The huge volume of data puts constraints in manageability, availability, performance and maintainability. If we divide a table that stores attendance in three partitions according to their frequency of use, these four important factors can be improved. We can have one partition for storing a data for the current month, one more partition to store data for the rest of the months of the same semester and the final partition for storing data of previous semesters. So any query to find out attendance details of the current month will have to fetch just one partition, which is 44000 records in place of 1300000. In fact, these numbers may be even reduced to quite many if index is used.

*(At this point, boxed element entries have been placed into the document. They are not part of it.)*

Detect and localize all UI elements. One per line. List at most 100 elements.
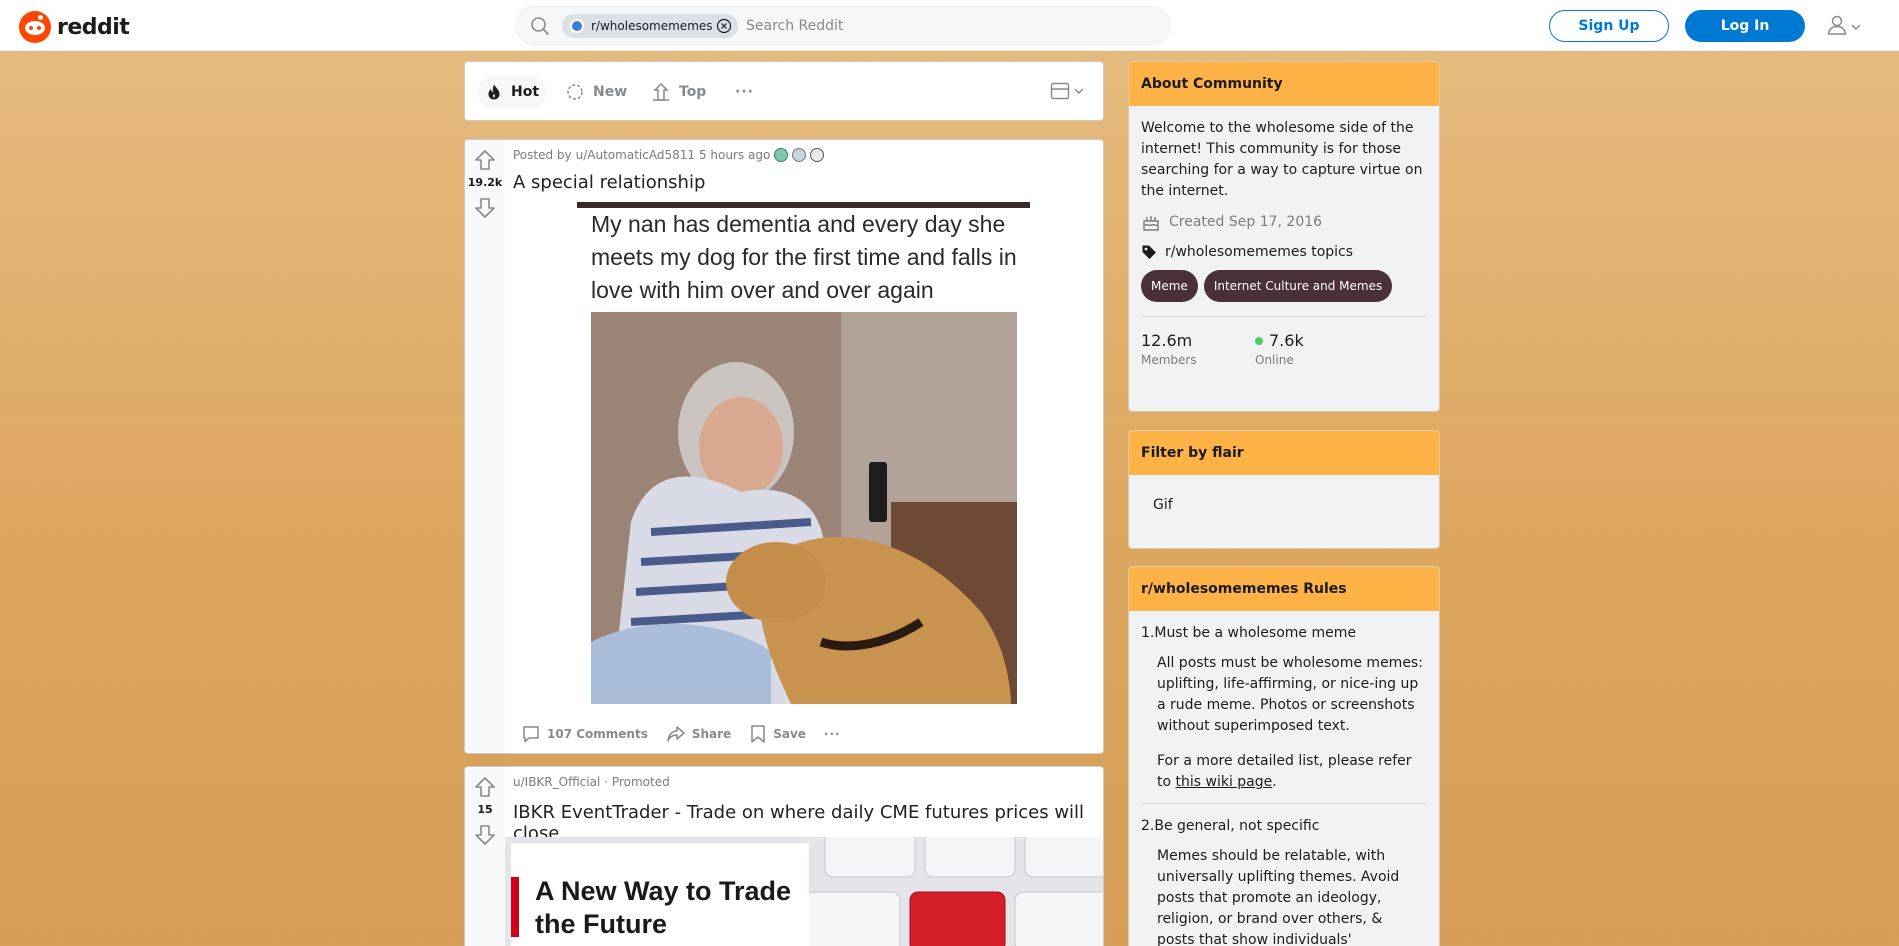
reddit-logo[interactable]: reddit xyxy=(19,11,130,43)
topic-chip-internet-culture[interactable]: Internet Culture and Memes xyxy=(1203,270,1393,302)
topic-chip-meme[interactable]: Meme xyxy=(1141,270,1198,302)
members-stat: 12.6m Members xyxy=(1141,331,1255,367)
award-icon[interactable] xyxy=(810,148,825,162)
filter-by-flair-header: Filter by flair xyxy=(1129,431,1439,475)
save-label: Save xyxy=(773,727,806,741)
logo-text: reddit xyxy=(57,14,130,40)
more-dots-icon: ··· xyxy=(823,727,841,741)
ad-image[interactable]: A New Way to Trade the Future xyxy=(505,837,1103,946)
chevron-down-icon xyxy=(1074,88,1084,94)
card-view-icon xyxy=(1050,82,1070,100)
layout-view-toggle[interactable] xyxy=(1050,82,1085,100)
close-chip-icon[interactable] xyxy=(716,18,732,37)
subreddit-search-chip: r/wholesomememes xyxy=(562,14,738,38)
user-icon xyxy=(1826,14,1848,40)
post-image[interactable]: My nan has dementia and every day she me… xyxy=(505,202,1103,714)
vote-count: 19.2k xyxy=(467,176,503,189)
post-title[interactable]: A special relationship xyxy=(513,172,705,193)
rule-description: All posts must be wholesome memes: uplif… xyxy=(1157,655,1423,734)
post-more-button[interactable]: ··· xyxy=(818,721,847,747)
post-author-link[interactable]: u/AutomaticAd5811 xyxy=(576,148,695,162)
meme-photo xyxy=(591,312,1017,704)
members-label: Members xyxy=(1141,353,1197,367)
sparkle-icon xyxy=(567,84,583,100)
rule-title: 1.Must be a wholesome meme xyxy=(1141,625,1356,641)
upvote-arrow-icon[interactable] xyxy=(473,775,497,803)
tag-icon xyxy=(1142,245,1156,259)
ad-headline-card: A New Way to Trade the Future xyxy=(511,843,809,946)
rule-item[interactable]: 2.Be general, not specific Memes should … xyxy=(1129,804,1439,946)
more-dots-icon: ··· xyxy=(735,84,754,100)
sort-new-label: New xyxy=(593,84,628,100)
sort-top[interactable]: Top xyxy=(643,76,714,108)
rule-item[interactable]: 1.Must be a wholesome meme All posts mus… xyxy=(1129,611,1439,804)
vote-count: 15 xyxy=(477,803,493,816)
comments-button[interactable]: 107 Comments xyxy=(515,718,654,750)
online-count: 7.6k xyxy=(1269,331,1304,350)
flair-list: Gif xyxy=(1129,475,1439,535)
online-dot-icon xyxy=(1255,336,1263,345)
top-chart-icon xyxy=(653,82,669,101)
topics-label: r/wholesomememes topics xyxy=(1165,244,1354,260)
post-time[interactable]: 5 hours ago xyxy=(699,148,770,162)
log-in-button[interactable]: Log In xyxy=(1685,10,1805,42)
topics-line: r/wholesomememes topics xyxy=(1129,232,1439,260)
wiki-page-link[interactable]: this wiki page xyxy=(1176,774,1273,790)
cake-icon xyxy=(1143,216,1159,231)
reddit-snoo-icon xyxy=(19,11,51,43)
share-label: Share xyxy=(691,727,732,741)
rules-header: r/wholesomememes Rules xyxy=(1129,567,1439,611)
flair-item-gif[interactable]: Gif xyxy=(1153,497,1173,513)
rule-wiki-note: For a more detailed list, please refer t… xyxy=(1157,753,1412,790)
flame-icon xyxy=(488,84,500,100)
members-count: 12.6m xyxy=(1141,331,1193,350)
chip-label: r/wholesomememes xyxy=(591,19,713,33)
chevron-down-icon xyxy=(1850,18,1862,37)
post-author-link[interactable]: u/IBKR_Official xyxy=(513,775,600,789)
created-label: Created Sep 17, 2016 xyxy=(1169,214,1323,230)
subreddit-icon xyxy=(570,19,584,33)
rule-body: Memes should be relatable, with universa… xyxy=(1141,834,1427,946)
upvote-arrow-icon[interactable] xyxy=(473,148,497,176)
search-input[interactable] xyxy=(746,15,1146,37)
about-community-header: About Community xyxy=(1129,62,1439,106)
post-meta: Posted by u/AutomaticAd5811 5 hours ago xyxy=(513,148,825,162)
rule-description: Memes should be relatable, with universa… xyxy=(1157,848,1400,946)
post-actions: 107 Comments Share Save ··· xyxy=(505,715,1103,753)
search-icon xyxy=(530,16,550,40)
comment-icon xyxy=(523,726,539,743)
sign-up-button[interactable]: Sign Up xyxy=(1549,10,1669,42)
rule-body: All posts must be wholesome memes: uplif… xyxy=(1141,641,1427,793)
downvote-arrow-icon[interactable] xyxy=(473,823,497,851)
save-button[interactable]: Save xyxy=(743,718,812,750)
about-community-widget: About Community Welcome to the wholesome… xyxy=(1128,61,1440,412)
sort-new[interactable]: New xyxy=(557,76,635,108)
promoted-post-card[interactable]: 15 u/IBKR_Official · Promoted IBKR Event… xyxy=(464,766,1104,946)
share-icon xyxy=(667,726,685,742)
community-stats: 12.6m Members 7.6k Online xyxy=(1129,317,1439,367)
rule-title: 2.Be general, not specific xyxy=(1141,818,1320,834)
rules-widget: r/wholesomememes Rules 1.Must be a whole… xyxy=(1128,566,1440,946)
award-icon[interactable] xyxy=(792,148,807,162)
topic-chips: Meme Internet Culture and Memes xyxy=(1129,260,1439,302)
sort-bar: Hot New Top ··· xyxy=(464,61,1104,121)
search-bar[interactable]: r/wholesomememes xyxy=(515,6,1171,45)
share-button[interactable]: Share xyxy=(660,718,737,750)
user-menu-dropdown[interactable] xyxy=(1826,14,1862,40)
promoted-label: · Promoted xyxy=(604,775,670,789)
online-label: Online xyxy=(1255,353,1294,367)
vote-column: 15 xyxy=(465,767,505,946)
bookmark-icon xyxy=(751,725,765,743)
top-header: reddit r/wholesomememes Sign Up Log In xyxy=(0,0,1899,51)
post-card[interactable]: 19.2k Posted by u/AutomaticAd5811 5 hour… xyxy=(464,139,1104,754)
sort-more-button[interactable]: ··· xyxy=(727,76,762,108)
downvote-arrow-icon[interactable] xyxy=(473,196,497,224)
meme-caption: My nan has dementia and every day she me… xyxy=(591,211,1017,303)
created-date: Created Sep 17, 2016 xyxy=(1129,202,1439,232)
ad-headline: A New Way to Trade the Future xyxy=(535,876,792,939)
community-description: Welcome to the wholesome side of the int… xyxy=(1141,120,1423,199)
filter-by-flair-widget: Filter by flair Gif xyxy=(1128,430,1440,549)
award-icon[interactable] xyxy=(774,148,789,162)
comments-label: 107 Comments xyxy=(547,727,648,741)
sort-hot[interactable]: Hot xyxy=(477,76,548,108)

But any either case, partition will always boost up the overall performance. Now we briefly address the four key objectives.

Manageability

Now with partitioning, we can choose to have high-speed storage systems to accommodate data for the current semesters and we buy low speed storage systems for storing the data that do not belong to active set. It is the history of previous semesters in our case study of SIS. As the volumes of data grow like anything, there will be significant differences in the prize between low speed storage systems and high-speed storage systems. It’s also logical to move older data to low speed storage systems and to keep active data onto high-speed storage systems. Most organizations buy high-speed storage systems for storing the whole database irrespective of their use which we can easily avoid using partitioning.

Availability

Partitioning allows data to split logically as well as physically. So if we have a logical or physical corruption in some part of the database, it will still allow rest of the database to be running and usable. So if we loose one partition, other partitions are still in use and information systems are up. If we store all our data in our partition only, which is the traditional approach, loosing that partition, will immediately bring the IT Systems down.

Performance

With partitioning, we can distribute data into multiple data files physically and these files can be stored into separate hard disks. It allows parallel queries. If the table is distributed physically into four partitions and full table access is required, then oracle will use four separate process to fetch the records in place of one process fetching the great volume of data. Secondly, not all queries require all records of the table. E.g. Teachers looking for records of the current month requires just one partition to scan. It greatly improves the speed.

Maintainability

As data is distributed into separate partitions, what we manage is small partitions of Mega Bytes and not a big table of Giga Bytes. It means we can independently perform backup and recovery procedures on partitions. E.g. Attendance records of previous months and semesters are never going to be modified once entered. There are going to be READ ONLY forever. It’s not logical to get the backup of such static data every month. We can also control the availability of different partitions. E.g. We can offline data of previous month or previous semesters simply by brining the corresponding tablespace offline. It requires a single click!

Conclusion

Partitioning helps greatly in achieving the major factors of database systems. It helps from reducing the cost of storage systems to reducing the overall time in executing the query. It helps tremendously in time taken in maintenance like backup and recovery. It is completely transparent to the application programs. We can easily convert non-partition tables into partitioned table without having to write a single line in an application code. This transformation is done by Oracle itself. Transaction Processing Council (TPC) which is the IT Industry’s standards for Benchmark, has acknowledged Oracle’s approach of database partitioning to be quite effective not only for the decision support systems and data warehousing but also for the transaction processing systems.